Lorsque la saturation humorale atteint un seuil critique, l’organisme perçoit cette accumulation comme une menace, il active le système nerveux sympathique et les glandes endocrines pour ouvrir les émonctoires et provoquer l’ « auto-guérison » (ce que Marchesseau appelle la « tempête neuro hormonale »).
Le système nerveux sympathique mobilise l’énergie pour tenter de se « purger » via des réactions de type fièvre, diarrhée, vomissement, sueur abondante, crise d’eczéma ou d’asthme.

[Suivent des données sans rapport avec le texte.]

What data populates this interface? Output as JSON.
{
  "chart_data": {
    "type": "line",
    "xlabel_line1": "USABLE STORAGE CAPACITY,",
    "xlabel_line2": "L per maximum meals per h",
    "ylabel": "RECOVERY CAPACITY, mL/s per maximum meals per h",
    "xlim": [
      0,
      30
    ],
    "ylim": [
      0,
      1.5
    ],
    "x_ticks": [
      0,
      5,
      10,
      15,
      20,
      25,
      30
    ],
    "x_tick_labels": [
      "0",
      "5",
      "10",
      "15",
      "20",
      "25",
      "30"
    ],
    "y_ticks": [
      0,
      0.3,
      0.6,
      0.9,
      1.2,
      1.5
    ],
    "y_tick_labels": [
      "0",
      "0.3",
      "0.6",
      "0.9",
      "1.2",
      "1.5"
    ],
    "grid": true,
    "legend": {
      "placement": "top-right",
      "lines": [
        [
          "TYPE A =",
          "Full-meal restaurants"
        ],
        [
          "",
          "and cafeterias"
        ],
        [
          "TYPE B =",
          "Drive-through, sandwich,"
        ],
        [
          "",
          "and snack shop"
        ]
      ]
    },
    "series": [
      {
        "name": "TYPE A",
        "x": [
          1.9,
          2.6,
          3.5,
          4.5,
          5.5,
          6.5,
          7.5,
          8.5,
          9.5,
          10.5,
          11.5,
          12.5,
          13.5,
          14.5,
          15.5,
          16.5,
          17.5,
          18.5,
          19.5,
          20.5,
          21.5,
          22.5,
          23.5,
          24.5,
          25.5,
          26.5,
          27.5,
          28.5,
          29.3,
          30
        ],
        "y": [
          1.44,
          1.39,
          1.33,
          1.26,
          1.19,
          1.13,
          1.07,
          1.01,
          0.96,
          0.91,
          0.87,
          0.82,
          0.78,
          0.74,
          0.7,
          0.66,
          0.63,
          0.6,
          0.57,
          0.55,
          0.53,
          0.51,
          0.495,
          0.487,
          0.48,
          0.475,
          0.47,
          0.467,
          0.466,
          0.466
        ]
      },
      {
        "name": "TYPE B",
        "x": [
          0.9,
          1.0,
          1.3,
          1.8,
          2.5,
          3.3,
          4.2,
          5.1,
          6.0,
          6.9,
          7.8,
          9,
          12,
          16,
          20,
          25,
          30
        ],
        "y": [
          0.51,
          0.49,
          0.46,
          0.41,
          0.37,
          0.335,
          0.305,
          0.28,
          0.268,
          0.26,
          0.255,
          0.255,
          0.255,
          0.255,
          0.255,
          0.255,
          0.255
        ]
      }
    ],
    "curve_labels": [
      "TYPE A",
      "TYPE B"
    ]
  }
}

En naturopathie, on parle de « crises curatives ».
Le rythme cardiaque est augmenté (mobilisation des déchets), les glandes sudoripares sont stimulées (sudation), le métabolisme de base augmente favorisant l’hyperthermie (fièvre) aboutissant à l’évacuation des toxines accumulées.
À ce stade, la maladie est « aiguë » et la vitalité est encore suffisante pour permettre l’auto guérison, ce qui n’est plus le cas lorsque la maladie devient chronique puis lésionnelle.
« La maladie vient du dedans et tout ce qui apparait à la surface du corps (fièvre, diarrhée, glaires, vomissements, éruptions cutanées etc.) est un effort de l’organisme pour guérir ; à nous de la comprendre » Hippocrate.
En ignorant ces symptômes émonctoriels d’auto-défense et en réduisant le corps au silence, la maladie devient organique, prenant la forme d’atteintes chroniques, fonctionnelles puis lésionnelles.
…avant de devenir locale, tissulaire et organique
En cas de saturation humorale et défaillance des organes de drainage, l’organisme dans toute son intelligence, stocke les toxines en périphérie, dans les tissus, loin des organes, mais lorsqu’il est dépassé, un ou plusieurs organes finissent par être affectés dans leur fonctionnement ou dans leur structure (lésions, cancers, maladies dégénératives).
À ce stade, la guérison est longue et laborieuse : la médication est inévitable.
Alors comment accroitre son potentiel nerveux et endocrinien et « faire le plein d’énergie vitale » ? selon PV Marchesseau
- En limitant les surcharges : produits transformés, excès protéiques, excès d’amidons, toxiques environnementaux
- En soutenant les émonctoires (foie-intestins, poumons, reins, peau) : hydrologie (ex : sauna…), bouillotte sur le foie, exercice physique, gymnastique des organes, techniques respiratoires, plantes médicinales, massage naturopathique…
- En stimulant la circulation sanguine et lymphatique : mouvement régulier, hydratation, renforcement musculaire, respiration profonde abdominale, acupression, brossage à sec, massage naturopathique, points de Knapp
- En favorisant le parasympathique : sommeil, contact avec la nature, exposition à la lumière naturelle, cohérence cardiaque, méditation pleine conscience, automassage…
Le système nerveux et les glandes endocrines sont les 2 réservoirs de l’énergie vitale et les organes de distribution de cette même énergie. Le surmenage digestif (surcharges humorales) et émonctoriel combiné au stress chronique épuisent ces réservoirs.
La prévention commence dans l’équilibre biochimique et la libre circulation de nos liquides biologiques.